Three sisters, the daughters of a prominent French Jewish family, all painted as children by Pierre-Auguste Renoir. In the turbulent years from the Belle Epoque to World War II, one would marry an English aristocrat and escape; one would become a collaborator with the Nazis; one would die in Auschwitz. This is the hidden history of the lives behind Renoir’s beguiling portraits.
Feels like watching the unfolding of a horror film, albeit a very pretty one ... Proves immensely rewarding ... Ostler transforms history’s grand sweep into intimate profile. She has compiled a mountain of research among archives and interviews. You get the sense Ostler could walk into a party between the years 1871 and 1939 and tell you not only who’s who, but who’s sleeping with whom.
In this thrilling book Catherine Ostler follows the story of the three Cahen d’Anvers sisters as they twinkle and twirl in belle époque Paris ... Paints a glittering picture of cake shops and cotillions, trips to the dressmaker and dancing till dawn, yachting on the Côte d’Azur and attending the races in Deauville ... Much more than an engrossing family saga about lucky people brought low ... Essential reading for our times, a terrible warning about how racial hatred can lie dormant for decades before reappearing with a vengeance in times of political and financial chill.

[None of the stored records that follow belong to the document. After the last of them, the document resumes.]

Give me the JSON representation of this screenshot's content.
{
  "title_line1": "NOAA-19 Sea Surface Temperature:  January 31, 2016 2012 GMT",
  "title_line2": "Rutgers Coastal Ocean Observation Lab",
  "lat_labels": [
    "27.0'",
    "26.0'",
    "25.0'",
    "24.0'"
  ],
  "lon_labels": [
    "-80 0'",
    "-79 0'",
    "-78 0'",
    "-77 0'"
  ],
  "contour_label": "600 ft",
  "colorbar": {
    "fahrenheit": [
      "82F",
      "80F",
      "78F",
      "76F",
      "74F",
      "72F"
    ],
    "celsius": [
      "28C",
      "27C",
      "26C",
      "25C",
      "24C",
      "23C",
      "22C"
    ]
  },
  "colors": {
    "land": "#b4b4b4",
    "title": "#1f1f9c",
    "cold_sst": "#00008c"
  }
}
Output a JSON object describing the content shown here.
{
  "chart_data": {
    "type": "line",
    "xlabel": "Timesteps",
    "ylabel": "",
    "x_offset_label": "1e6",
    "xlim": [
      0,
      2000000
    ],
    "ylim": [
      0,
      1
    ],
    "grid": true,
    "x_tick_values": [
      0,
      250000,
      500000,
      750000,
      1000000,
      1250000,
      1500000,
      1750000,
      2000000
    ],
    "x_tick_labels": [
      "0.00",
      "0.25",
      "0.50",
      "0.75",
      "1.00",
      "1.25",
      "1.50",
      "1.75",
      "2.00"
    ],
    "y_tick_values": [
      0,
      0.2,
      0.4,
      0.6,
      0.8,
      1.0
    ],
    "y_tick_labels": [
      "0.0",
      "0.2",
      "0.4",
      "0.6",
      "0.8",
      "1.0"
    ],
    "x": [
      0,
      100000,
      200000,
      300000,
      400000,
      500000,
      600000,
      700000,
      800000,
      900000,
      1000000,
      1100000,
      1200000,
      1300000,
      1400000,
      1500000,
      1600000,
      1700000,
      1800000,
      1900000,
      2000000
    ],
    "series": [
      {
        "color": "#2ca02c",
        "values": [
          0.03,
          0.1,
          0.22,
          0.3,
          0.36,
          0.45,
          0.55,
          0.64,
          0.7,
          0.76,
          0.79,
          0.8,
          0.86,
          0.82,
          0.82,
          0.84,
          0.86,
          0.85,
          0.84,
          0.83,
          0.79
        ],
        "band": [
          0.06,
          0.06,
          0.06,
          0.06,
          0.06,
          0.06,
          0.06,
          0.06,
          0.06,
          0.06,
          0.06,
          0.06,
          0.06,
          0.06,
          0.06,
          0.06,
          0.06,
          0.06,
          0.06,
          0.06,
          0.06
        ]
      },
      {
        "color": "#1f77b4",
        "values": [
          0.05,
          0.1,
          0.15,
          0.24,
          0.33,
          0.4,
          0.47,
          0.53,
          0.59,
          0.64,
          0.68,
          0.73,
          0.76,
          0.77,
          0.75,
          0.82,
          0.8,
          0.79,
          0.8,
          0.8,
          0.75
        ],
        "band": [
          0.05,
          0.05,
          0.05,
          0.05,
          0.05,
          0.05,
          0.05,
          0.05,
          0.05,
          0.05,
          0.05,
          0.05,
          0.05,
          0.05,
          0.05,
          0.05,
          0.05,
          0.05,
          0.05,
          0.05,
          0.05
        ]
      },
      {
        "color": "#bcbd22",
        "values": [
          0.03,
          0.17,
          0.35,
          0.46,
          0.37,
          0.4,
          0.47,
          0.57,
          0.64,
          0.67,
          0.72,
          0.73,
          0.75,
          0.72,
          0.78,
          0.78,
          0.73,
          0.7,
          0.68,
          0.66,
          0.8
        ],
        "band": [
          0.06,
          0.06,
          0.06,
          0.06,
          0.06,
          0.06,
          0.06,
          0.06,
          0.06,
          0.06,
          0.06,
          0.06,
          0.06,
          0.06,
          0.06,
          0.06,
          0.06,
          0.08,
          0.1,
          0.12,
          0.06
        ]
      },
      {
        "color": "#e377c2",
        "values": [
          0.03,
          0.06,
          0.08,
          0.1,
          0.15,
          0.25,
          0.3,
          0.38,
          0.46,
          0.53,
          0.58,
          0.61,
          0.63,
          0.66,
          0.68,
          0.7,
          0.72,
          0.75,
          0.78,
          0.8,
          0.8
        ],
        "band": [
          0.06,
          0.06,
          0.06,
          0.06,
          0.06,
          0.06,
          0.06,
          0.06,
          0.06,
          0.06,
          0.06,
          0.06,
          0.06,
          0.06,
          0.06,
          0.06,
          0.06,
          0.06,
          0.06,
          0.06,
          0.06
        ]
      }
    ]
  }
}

A narrative that moves between intimacy and the wider sweep of history ... What gives the book its particular resonance is the tension between what is seen and what is hidden ... In the end, The Renoir Girls is less about a painting than about what lies beyond its frame: the passage of time, the shifting of identities, the sudden and often catastrophic turns of history. It is a reminder that even the most serene images can contain within them the seeds of their own undoing.